Around the world, there’s one trend that’s steadily growing in the auto industry. It seems like every auto manufacturer is investing in the development of electric vehicles. Many drivers don’t realise some of the first cars operated on electric power. General Motors (GM) created a modern version called the EV-1, which it leased out in 1997. The controversial decision to take the EV-1 off the road was even made into the documentary Who Killed the Electric Car.
A vehicle that was once thought to be impossible is now quickly becoming the norm is some parts of the world. If you’re considering making the switch to an electric vehicle (EV) here are pros and cons that should be weighed before you go down to the dealership.
Cons of Owning an Electric Vehicle
There are a lot of upsides to owning an electric vehicle, but no vehicle is perfect. Automakers are significantly improving the technology year after year, but there are still a few downsides to EV ownership.

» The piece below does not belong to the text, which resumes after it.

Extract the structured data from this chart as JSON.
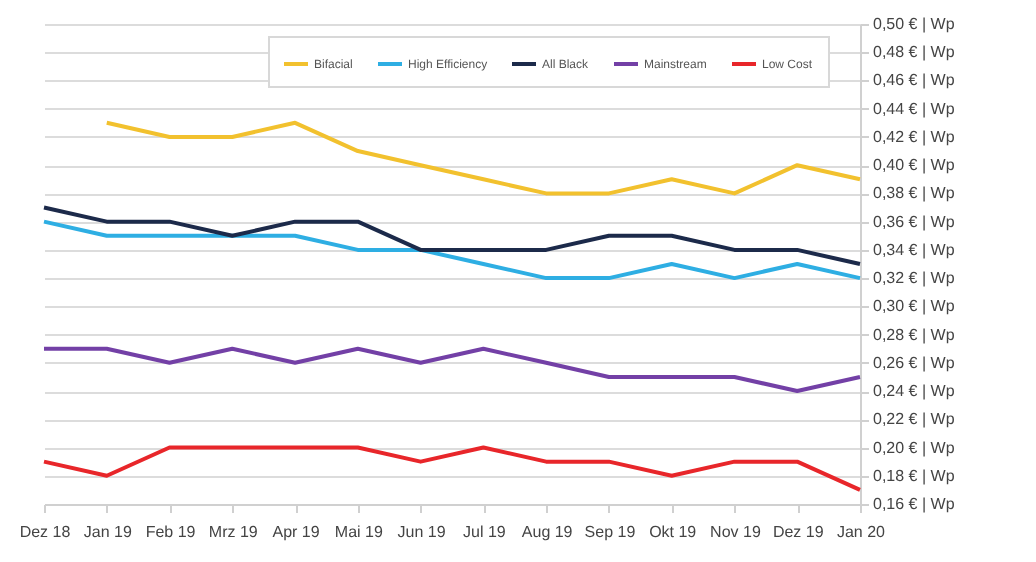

Increased Electricity Costs
The efficiency of EVs is measured by the number of kilowatt-hours needed to go 100 miles. While it is cheaper than a gallon of gas, charging an electric vehicle will increase your energy bills. An electricity comparison company like Alberta Energy can help you reduce your overall electric costs by providing rate comparisons for deregulated energy areas. The money you save with a lower cost per kilowatt-hour could negate the cost of charging up an electric vehicle.
Upfront Investment for At-Home Charging Equipment
Do you need a full-on charging station to power up your electric vehicle at home? No – but you do need to invest in some essential equipment. As noted by the Department of Energy, an AC Level 1 EVSE and nearby power outlet is all you need to charge up. If you want to charge an EV or plug-in hybrid electric vehicle (PHEV) even faster you’ll have to upgrade to an AC Level 2 charger. No matter what type of charging equipment is installed it must meet federal, state and local regulations.

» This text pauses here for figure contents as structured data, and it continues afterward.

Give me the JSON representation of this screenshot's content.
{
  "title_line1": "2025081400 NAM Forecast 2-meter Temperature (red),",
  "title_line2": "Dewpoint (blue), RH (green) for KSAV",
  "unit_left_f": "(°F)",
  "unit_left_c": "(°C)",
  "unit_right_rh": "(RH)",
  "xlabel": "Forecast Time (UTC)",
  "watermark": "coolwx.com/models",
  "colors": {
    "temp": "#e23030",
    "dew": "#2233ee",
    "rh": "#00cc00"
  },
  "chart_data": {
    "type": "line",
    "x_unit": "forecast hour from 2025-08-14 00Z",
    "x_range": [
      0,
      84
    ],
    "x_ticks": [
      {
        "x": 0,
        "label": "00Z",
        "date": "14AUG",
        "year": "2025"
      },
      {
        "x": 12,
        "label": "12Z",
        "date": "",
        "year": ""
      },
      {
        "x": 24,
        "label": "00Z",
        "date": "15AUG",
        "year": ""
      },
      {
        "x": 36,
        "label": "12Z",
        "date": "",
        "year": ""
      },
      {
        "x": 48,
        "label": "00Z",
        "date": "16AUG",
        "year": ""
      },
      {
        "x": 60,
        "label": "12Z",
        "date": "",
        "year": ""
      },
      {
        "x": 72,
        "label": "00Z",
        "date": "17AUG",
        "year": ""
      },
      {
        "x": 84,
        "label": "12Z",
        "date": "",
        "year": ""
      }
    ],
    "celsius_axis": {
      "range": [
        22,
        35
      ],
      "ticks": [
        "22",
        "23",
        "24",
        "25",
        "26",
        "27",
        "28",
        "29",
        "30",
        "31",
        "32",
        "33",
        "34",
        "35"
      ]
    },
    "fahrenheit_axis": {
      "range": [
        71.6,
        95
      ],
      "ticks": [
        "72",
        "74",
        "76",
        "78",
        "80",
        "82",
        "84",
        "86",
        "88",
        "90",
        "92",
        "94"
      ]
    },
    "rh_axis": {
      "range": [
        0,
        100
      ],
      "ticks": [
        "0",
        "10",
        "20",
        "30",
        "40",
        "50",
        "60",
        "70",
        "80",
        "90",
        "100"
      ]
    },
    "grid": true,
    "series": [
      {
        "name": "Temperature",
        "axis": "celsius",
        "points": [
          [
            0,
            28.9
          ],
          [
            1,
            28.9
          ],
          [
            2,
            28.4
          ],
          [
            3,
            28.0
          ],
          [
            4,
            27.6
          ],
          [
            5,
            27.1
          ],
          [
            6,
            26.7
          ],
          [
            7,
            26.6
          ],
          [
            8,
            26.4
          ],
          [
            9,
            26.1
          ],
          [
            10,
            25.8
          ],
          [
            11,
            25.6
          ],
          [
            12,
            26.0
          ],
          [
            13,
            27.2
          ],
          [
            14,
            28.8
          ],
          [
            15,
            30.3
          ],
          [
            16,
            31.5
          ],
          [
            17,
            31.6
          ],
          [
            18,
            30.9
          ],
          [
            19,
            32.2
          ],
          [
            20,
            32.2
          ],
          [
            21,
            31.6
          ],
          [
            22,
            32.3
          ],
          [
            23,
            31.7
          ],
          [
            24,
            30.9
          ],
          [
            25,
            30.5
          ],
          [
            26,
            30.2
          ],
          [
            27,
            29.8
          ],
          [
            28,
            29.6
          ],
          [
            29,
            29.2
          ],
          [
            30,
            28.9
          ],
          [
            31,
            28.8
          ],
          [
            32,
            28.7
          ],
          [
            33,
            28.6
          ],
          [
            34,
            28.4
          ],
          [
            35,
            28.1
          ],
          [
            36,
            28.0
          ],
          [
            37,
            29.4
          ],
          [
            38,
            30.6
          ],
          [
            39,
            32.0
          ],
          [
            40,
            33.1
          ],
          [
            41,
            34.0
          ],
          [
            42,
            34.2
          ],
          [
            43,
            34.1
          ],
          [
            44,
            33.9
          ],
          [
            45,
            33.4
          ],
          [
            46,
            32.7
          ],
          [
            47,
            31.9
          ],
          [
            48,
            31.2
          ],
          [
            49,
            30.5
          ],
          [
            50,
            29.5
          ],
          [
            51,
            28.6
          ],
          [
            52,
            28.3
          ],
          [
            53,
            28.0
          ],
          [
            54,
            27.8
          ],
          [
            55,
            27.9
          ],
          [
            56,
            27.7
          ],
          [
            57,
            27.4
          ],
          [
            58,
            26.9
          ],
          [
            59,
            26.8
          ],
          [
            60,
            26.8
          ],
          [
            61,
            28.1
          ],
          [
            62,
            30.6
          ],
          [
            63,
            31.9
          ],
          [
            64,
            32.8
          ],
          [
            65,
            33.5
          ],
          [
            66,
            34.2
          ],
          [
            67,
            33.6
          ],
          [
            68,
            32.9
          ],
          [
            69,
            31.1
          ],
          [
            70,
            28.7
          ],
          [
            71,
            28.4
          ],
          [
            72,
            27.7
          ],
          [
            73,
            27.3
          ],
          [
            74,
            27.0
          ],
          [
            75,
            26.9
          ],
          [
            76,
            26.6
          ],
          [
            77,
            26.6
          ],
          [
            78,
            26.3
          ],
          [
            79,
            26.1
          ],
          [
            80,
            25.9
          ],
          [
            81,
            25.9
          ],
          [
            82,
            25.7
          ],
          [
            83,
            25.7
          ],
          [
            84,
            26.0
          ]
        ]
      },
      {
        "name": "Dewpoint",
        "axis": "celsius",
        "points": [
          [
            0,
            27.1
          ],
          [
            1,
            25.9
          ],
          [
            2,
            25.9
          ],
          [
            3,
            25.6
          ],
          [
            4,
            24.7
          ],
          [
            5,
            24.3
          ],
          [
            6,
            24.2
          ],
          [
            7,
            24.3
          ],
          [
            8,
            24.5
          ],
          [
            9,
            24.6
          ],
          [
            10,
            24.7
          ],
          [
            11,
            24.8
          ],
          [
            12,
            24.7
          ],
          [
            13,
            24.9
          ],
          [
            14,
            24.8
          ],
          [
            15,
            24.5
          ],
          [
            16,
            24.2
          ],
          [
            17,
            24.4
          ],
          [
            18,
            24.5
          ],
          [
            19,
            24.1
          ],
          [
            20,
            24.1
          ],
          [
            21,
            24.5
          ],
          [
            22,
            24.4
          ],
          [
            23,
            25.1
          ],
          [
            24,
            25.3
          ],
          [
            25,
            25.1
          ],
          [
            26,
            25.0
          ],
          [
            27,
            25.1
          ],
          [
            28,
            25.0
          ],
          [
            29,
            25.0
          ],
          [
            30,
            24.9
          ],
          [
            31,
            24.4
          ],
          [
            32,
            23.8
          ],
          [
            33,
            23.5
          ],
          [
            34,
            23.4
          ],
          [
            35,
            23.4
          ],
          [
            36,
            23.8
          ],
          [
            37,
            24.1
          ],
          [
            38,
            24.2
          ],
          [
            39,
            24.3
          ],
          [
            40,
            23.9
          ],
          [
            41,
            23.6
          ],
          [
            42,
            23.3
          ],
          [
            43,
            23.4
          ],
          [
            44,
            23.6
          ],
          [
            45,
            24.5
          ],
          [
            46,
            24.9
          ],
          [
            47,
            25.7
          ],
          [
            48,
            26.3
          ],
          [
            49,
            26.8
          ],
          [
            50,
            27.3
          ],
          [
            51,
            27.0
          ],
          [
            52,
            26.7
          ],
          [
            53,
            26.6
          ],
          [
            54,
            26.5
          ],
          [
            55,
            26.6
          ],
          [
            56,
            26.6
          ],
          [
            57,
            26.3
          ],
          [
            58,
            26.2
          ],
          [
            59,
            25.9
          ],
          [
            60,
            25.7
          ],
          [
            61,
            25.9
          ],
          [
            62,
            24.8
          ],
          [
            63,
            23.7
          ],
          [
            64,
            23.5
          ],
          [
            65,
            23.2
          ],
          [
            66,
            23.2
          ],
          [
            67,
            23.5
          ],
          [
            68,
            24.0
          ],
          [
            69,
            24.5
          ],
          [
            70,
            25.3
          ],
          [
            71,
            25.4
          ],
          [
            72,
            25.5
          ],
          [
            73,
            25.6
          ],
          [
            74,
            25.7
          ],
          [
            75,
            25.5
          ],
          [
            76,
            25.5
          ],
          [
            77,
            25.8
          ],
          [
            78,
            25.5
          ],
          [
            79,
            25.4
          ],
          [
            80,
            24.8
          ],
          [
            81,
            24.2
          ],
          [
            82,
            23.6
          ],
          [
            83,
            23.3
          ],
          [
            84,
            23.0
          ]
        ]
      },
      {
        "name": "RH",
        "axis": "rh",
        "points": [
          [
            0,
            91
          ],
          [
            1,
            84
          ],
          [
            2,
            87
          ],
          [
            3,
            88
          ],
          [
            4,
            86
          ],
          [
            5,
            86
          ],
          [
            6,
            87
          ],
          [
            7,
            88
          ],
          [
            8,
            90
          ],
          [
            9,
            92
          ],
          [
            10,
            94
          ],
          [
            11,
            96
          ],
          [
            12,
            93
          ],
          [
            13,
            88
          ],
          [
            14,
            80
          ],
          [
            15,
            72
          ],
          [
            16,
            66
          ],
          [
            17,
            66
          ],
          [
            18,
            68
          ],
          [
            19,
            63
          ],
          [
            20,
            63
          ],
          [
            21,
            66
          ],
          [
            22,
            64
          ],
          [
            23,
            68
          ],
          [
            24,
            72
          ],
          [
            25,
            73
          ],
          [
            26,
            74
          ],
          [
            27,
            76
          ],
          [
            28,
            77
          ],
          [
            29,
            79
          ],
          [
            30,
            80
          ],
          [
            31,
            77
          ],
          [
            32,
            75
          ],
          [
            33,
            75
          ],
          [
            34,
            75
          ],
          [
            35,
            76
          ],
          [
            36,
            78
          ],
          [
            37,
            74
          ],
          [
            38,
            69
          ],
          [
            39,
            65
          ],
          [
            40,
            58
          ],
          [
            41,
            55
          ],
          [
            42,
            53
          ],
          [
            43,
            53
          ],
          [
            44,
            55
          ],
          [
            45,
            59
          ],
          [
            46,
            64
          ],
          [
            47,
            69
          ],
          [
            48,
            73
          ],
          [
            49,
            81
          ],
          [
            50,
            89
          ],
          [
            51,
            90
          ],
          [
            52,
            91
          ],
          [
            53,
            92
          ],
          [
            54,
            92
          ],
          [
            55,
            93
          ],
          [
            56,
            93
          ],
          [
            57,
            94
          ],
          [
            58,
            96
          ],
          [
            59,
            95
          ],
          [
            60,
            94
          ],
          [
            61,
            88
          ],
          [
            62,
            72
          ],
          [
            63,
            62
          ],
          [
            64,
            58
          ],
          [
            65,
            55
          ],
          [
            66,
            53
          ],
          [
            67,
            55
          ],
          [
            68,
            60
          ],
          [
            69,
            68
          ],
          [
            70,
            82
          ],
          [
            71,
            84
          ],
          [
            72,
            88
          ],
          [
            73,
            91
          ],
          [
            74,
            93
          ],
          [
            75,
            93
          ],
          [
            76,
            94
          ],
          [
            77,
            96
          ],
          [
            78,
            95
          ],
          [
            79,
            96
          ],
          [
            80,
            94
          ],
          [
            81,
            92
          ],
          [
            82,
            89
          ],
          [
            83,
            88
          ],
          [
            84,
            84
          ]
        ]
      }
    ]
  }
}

We’re reaching the point where the first electric vehicles need their batteries replaced. It’s one thing that’s held drivers back from buying electric vehicles. Even though engineers have improved battery life and reduced replacement costs, a new battery will still cost thousands of dollars. Fortunately, Business Insider recently reported that manufacturers are on the cusp of creating much cheaper batteries, which will likely move this factor out of the con category. For example, GM batteries used to cost $400-500 per kilowatt-hour. Today the company’s lithium-ion battery is just $145 per kilowatt-hour.
Finding Power Stations Isn’t Always Easy
Some cities like Austin, TX are heavily investing in public EV charging stations. However, Austin is the exception, not the rule right now. Many local municipalities and states have plans to increase the number of EV charging options, but that is still years away.
More Difficult to Plan Long-Distance Trips
Because of the limited charging stations, taking a seaside excursion or even a car ride to the next major city requires a lot more planning. You’ll need to power up before you leave and find a route with at least a few charging options along the way. If you own a Tesla you’re in luck. The company has strategically positioned its own charging stations so that their drivers are able to take a cross-country trip without gasoline.
Short Driving Range
Another thing that can make long-distance trips difficult is the short driving range of EVs. Most can only go up to 80 miles before they need to be recharged. Here again engineers are making huge improvements. The latest lineup of EVs can go up to 200 miles on a single charge. That’s exceptional right now, but soon it should become the norm.
Pros of Owning an Electric Vehicle
Now that you know the downsides, it’s time to consider the benefits of owning an electric vehicle.
You may spend a little more on electricity, but you’ll spend virtually nothing on gas. With prices hovering around $2.25+ a gallon you should see savings right from the start.
Electric vehicles don’t need oil to run smoothly, and there’s typically less wear and tear on the engine in general.
Better for the Environment
Early EV adopters were concerned more about their eco footprint than saving money on fuel. One undeniable benefit of electric vehicles is they are much cleaner than gas-guzzlers. If your electricity is produced by renewable resources, then your EV is even more eco-friendly.
Incentives and Rebates
When you go electric with your vehicle you can offset some of the cost with incentives and rebates. They vary depending on where you live, but all drivers can take advantage of federal tax breaks for electric vehicles. Depending on the model you buy you can get a tax credit of up to $7,500.